History

United Kingdom
- Name: HMS Widgeon
- Ordered: 11 December 1805
- Builder: William Wheaton, Brixham
- Laid down: March 1806
- Launched: 19 June 1806
- Fate: Wrecked 20 April 1808

General characteristics
- Class & type: Cuckoo-class schooner
- Tons burthen: 7535⁄94 bm
- Length: 56 ft 3 in (17.1 m) (overall); 42 ft 4+1⁄4 in (12.9 m) (keel);
- Beam: 18 ft 6 in (5.6 m)
- Draught: Unladen: 4 ft 0 in (1.2 m); Laden: 7 ft 9 in (2.4 m);
- Depth of hold: 8 ft 6 in (2.6 m)
- Sail plan: Schooner
- Complement: 20
- Armament: 4 × 12-pounder carronades

= HMS Widgeon (1806) =

HMS Widgeon was a Royal Navy Cuckoo-class schooner built by William Wheaton at Brixham and launched in 1806. Like many of her class and the related s, she succumbed to the perils of the sea relatively early in her career.

She was commissioned in 1807 under Lieutenant William Morgan for the North Sea. In 1808 she came under the command of Lieutenant George Elliot.

Widgeon was on the Scottish coast helping to assemble a convoy for America when she received orders to proceed to Banff to notify the ships waiting there that the convoy was about to depart. She arrived there on 18 April 1808 and the next day sent a boat into the port. Widgeon then remained four to five miles offshore while waiting for her boat to return.

During a heavy snowstorm on 20 April, at 2:30am she ran into a reef two miles to the northwest of Banff. Her crew threw shot overboard and fired guns of distress. However, there was a heavy swell and she filled with water within 10 minutes. Although she soon was bilged, her crew took to the boats and were saved.

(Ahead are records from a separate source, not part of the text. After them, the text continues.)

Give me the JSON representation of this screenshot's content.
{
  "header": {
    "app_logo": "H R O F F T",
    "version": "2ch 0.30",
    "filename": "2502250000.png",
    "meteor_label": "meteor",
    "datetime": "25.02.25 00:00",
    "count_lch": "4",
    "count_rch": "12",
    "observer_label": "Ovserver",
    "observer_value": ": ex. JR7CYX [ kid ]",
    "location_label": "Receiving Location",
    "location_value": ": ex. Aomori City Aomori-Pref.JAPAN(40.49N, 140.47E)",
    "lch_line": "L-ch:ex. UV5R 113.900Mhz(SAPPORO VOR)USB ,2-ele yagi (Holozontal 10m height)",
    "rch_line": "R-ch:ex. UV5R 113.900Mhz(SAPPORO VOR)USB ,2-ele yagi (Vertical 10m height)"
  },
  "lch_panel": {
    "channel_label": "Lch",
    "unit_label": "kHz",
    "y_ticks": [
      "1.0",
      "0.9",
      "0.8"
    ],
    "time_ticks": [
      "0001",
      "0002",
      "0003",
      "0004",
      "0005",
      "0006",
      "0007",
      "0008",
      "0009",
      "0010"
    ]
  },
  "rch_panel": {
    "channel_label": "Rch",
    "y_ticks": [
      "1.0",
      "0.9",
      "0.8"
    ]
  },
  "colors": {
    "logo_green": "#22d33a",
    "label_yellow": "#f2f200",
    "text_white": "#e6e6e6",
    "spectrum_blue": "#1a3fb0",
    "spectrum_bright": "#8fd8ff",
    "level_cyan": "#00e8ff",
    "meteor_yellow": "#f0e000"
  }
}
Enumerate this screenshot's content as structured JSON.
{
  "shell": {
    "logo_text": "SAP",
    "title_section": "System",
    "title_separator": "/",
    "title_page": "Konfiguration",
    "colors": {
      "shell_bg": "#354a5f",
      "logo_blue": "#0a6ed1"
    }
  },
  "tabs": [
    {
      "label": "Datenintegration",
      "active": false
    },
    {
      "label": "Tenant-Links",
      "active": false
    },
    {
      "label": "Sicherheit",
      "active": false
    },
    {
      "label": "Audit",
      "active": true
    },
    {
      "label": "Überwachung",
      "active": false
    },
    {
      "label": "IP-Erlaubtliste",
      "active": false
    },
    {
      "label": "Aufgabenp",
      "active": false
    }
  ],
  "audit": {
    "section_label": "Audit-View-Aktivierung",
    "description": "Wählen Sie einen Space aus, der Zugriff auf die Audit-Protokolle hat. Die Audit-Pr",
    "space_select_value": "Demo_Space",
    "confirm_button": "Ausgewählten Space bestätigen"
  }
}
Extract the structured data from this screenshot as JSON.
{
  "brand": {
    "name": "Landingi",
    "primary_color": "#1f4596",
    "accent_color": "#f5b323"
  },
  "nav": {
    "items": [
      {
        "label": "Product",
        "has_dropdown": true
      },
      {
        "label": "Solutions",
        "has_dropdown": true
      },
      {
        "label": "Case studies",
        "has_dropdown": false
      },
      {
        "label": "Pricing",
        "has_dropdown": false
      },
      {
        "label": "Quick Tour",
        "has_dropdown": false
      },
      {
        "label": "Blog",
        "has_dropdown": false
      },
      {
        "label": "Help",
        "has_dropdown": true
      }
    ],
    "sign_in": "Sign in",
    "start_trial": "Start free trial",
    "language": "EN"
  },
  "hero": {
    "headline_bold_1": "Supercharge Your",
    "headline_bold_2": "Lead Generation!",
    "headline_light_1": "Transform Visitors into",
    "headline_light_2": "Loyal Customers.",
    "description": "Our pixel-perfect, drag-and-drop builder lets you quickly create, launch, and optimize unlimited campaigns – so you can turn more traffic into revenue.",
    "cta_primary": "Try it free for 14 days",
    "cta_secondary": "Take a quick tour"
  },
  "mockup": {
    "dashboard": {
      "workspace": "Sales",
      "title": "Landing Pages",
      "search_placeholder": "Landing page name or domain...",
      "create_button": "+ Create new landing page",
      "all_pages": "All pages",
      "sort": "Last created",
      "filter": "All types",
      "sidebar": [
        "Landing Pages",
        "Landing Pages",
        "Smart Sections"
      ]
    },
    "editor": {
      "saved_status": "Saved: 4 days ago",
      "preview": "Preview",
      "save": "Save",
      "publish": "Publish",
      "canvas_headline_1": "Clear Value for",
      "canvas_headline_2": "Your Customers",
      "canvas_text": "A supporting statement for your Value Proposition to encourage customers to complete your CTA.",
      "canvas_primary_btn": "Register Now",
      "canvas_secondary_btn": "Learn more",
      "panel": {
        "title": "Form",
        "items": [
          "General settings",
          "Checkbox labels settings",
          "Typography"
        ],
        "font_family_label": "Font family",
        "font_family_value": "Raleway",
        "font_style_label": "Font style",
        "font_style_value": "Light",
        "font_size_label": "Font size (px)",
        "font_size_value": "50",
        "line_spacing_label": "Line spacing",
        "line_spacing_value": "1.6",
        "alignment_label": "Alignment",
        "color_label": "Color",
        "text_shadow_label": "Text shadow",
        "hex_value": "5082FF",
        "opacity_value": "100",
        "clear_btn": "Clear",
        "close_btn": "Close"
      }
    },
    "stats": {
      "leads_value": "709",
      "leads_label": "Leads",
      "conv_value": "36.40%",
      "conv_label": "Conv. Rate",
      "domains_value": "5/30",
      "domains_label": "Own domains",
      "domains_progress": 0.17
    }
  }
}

The subsequent court martial on her loss sentenced Widgeons pilot, Alexander Layell, to six months incarceration in the Marshalsea Prison and to be fined all pay due to him. Elliot had ordered Layell to remain at least four miles from shore throughout the night. Instead, Layell had gone below, leaving a bosun's mate in charge, who had let Widgeon drift towards the shore.